To define writing pattern of an author, we use frequent pattern
The support of F: the percentage of emails that contains F
$support{F} = {number~of~emails~containg~F \over total~number~of ~emails}$
A frequent pattern F in a set of emails is said to occur when $support{F}≥t$
$SSCORE = {number~of~common~frequent~patterns \over total~number~of~possible~frequent~patterns}$
Step 1: Assuming two unknown identities (A and B), and n emails each from A and B, extract the feature values as discussed before. Step 2: Encode the feature values into feature items. Compute the frequent pattern for each identity according to the minimum support threshold t and pattern order k.
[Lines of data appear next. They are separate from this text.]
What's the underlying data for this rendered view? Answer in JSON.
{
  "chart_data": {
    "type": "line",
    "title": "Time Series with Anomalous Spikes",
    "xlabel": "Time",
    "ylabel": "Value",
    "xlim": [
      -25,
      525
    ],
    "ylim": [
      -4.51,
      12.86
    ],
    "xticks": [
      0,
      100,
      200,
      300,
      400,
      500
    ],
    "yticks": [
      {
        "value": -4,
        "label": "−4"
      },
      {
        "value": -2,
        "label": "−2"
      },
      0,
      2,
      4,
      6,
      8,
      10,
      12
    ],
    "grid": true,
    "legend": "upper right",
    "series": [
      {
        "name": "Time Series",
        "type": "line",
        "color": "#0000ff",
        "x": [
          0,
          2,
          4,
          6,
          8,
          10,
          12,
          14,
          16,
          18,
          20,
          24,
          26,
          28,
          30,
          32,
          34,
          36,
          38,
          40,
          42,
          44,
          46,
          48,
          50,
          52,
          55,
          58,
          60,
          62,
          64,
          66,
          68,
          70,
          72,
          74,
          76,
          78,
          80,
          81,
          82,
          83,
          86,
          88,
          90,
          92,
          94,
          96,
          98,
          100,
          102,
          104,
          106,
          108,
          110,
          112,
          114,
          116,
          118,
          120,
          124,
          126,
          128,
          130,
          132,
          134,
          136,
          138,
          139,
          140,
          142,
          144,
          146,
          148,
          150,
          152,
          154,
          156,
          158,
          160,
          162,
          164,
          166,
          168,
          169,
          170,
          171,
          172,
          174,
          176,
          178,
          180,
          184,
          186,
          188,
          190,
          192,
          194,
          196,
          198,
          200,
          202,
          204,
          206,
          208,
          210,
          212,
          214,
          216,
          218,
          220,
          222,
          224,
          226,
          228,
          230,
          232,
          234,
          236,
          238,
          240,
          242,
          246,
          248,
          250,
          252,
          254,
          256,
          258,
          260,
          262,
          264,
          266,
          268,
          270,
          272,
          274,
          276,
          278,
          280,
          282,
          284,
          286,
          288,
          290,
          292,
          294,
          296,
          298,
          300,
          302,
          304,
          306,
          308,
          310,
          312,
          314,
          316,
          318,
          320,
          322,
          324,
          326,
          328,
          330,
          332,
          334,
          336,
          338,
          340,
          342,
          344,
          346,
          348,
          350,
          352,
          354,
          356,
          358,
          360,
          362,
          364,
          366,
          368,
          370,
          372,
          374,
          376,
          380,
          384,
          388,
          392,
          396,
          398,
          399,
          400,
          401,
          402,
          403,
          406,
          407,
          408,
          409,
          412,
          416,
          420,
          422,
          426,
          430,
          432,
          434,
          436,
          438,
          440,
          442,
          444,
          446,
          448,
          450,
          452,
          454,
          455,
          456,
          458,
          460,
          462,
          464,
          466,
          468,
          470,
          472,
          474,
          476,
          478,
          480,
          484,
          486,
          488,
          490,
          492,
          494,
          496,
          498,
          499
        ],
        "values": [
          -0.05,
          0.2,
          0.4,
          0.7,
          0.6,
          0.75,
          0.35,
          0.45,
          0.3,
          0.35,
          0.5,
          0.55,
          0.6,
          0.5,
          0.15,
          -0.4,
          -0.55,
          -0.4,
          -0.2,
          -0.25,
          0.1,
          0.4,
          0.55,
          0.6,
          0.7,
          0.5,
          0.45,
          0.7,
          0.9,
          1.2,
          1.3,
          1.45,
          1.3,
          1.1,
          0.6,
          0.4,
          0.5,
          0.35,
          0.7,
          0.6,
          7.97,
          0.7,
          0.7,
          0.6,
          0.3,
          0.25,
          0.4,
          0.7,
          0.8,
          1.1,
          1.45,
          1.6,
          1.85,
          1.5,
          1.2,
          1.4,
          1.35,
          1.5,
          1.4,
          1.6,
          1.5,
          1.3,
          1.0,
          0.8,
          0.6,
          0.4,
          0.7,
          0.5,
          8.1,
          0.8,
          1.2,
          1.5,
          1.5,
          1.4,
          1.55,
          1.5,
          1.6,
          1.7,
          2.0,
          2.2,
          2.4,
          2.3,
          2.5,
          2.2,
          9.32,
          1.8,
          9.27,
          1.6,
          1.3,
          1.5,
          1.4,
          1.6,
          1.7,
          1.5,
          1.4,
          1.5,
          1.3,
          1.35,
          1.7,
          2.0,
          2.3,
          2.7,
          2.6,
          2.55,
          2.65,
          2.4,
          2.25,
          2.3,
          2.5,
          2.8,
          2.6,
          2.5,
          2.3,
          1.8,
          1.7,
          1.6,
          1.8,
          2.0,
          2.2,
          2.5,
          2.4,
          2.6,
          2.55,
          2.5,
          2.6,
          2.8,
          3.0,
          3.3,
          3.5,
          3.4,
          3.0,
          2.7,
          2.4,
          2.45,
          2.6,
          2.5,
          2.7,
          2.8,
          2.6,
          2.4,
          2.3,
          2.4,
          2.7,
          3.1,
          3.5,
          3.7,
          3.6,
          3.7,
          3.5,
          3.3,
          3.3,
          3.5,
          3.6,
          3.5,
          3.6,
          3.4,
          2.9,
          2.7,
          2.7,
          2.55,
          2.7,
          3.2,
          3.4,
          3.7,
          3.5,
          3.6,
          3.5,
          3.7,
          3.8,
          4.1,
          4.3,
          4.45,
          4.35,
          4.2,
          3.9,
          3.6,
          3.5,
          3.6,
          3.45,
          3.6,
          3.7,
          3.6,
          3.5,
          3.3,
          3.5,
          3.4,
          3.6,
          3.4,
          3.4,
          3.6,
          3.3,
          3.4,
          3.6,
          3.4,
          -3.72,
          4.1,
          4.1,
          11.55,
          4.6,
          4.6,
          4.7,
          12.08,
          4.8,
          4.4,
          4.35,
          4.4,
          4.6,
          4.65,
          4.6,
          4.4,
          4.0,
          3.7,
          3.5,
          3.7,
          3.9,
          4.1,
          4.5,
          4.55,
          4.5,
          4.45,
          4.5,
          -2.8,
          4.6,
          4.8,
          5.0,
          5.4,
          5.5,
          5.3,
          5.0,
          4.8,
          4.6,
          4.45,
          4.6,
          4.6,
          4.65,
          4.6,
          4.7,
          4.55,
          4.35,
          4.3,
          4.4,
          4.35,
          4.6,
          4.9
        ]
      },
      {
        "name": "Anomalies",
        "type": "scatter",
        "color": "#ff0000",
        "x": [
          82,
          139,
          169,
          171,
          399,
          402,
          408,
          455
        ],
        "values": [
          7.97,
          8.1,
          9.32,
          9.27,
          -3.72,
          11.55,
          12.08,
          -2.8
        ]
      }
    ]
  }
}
Compute the common frequent pattern number and SSCORE. Step 3: Compute the correct identification rate using leave one out cross validation based machine learning method (eg. decision tree). After running 2n identifications, the average identification rate is $DSCORE = {number~of ~correct ~identification \over 2n}$ is computed. Step 4: The final score S = αSSCORE+(1-DSCORE) where α is a parameter chosen to trade-off importance given to similarity vs. difference detection. Step 5: Set a threshold T, and compare S with T. If S > T , the two unknown identities are the same person. If S ≤ T , the two identities are different person.